LinkedIn: Looking for Its Next Gig?
February 29, 2016
I signed up for the free LinkedIn years ago. I don’t do too much LinkedIn surfing. I do delete the email I get from the company. I had one of the goslings post a list of my articles to see what would happen. (Results of the test: Nothing happened.) I find it amusing that marketers and PR “professionals” want to be my LinkedIn contact. I used to write these folks and ask, “Why do you want to be my LinkedIn friend?” (Results of the test: No one writes back.) Now you know why I don’t do much LinkedIn surfing. No, I don’t read the musings of the firm’s “thought leaders.”
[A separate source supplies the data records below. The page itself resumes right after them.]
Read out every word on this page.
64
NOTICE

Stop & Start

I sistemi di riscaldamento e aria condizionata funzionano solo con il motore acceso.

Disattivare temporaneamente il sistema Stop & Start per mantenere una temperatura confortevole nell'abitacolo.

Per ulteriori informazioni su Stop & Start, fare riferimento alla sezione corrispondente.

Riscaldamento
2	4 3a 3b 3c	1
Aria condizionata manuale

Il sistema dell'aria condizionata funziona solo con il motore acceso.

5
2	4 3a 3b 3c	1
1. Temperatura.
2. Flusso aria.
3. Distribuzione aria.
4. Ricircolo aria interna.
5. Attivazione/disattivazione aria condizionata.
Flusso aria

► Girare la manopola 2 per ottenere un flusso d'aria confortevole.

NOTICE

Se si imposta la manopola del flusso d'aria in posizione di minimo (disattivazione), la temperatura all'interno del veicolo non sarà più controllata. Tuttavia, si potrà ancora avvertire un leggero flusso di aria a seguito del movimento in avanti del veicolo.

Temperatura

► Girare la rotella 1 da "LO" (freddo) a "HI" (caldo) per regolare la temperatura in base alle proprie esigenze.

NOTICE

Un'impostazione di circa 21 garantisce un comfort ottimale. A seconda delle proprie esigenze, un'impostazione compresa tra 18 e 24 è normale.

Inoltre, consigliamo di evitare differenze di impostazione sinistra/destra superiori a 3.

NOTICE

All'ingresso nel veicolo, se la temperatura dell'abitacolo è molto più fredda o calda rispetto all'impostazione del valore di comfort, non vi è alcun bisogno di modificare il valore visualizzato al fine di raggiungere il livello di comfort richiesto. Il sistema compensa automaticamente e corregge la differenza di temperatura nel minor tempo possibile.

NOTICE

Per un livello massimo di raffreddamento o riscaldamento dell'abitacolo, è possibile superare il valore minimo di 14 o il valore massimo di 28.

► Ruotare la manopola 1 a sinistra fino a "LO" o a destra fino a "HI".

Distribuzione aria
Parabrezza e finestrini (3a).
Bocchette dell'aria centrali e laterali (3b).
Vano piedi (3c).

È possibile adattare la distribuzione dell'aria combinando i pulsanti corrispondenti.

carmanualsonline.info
I did read “LinkedIn Problems Run Deeper Than Valuation.” The write up informed me of this interesting “assertion”:
The problem stems from each of the company’s revenue streams, which ultimately diminish the business value of using the service. Whether it’s being paid to promote content, focusing on sales and recruitment over other professions, or interruptive advertising, these streams incentivize poor behavior by individual users on the site.
I like that “poor behavior” and the incentive angle. The concrete foundation of LinkedIn, it seems to me, is spam.
The company, according to the write up, has a reason to face each day with a big smile:
The company still has assets that are the envy of any tech company — a vast user base and a wealth of content to exploit.
As Yahoo’s publishing experiment demonstrates, content may not be enough.
I think the larger issue is the fact that social networks often lose their stickiness after a period of time. Google’s social efforts seem to mirror the challenges of MySpace. LinkedIn may find itself trapped by its own job hunting system choked with marketers’ leading thoughts.
Why not drive for Uber, Lyft, or Amazon? Less spam and probably a shorter path to some real cash. By the way, did you ever try to locate something using the company’s search engine? Quite a piece of work is that.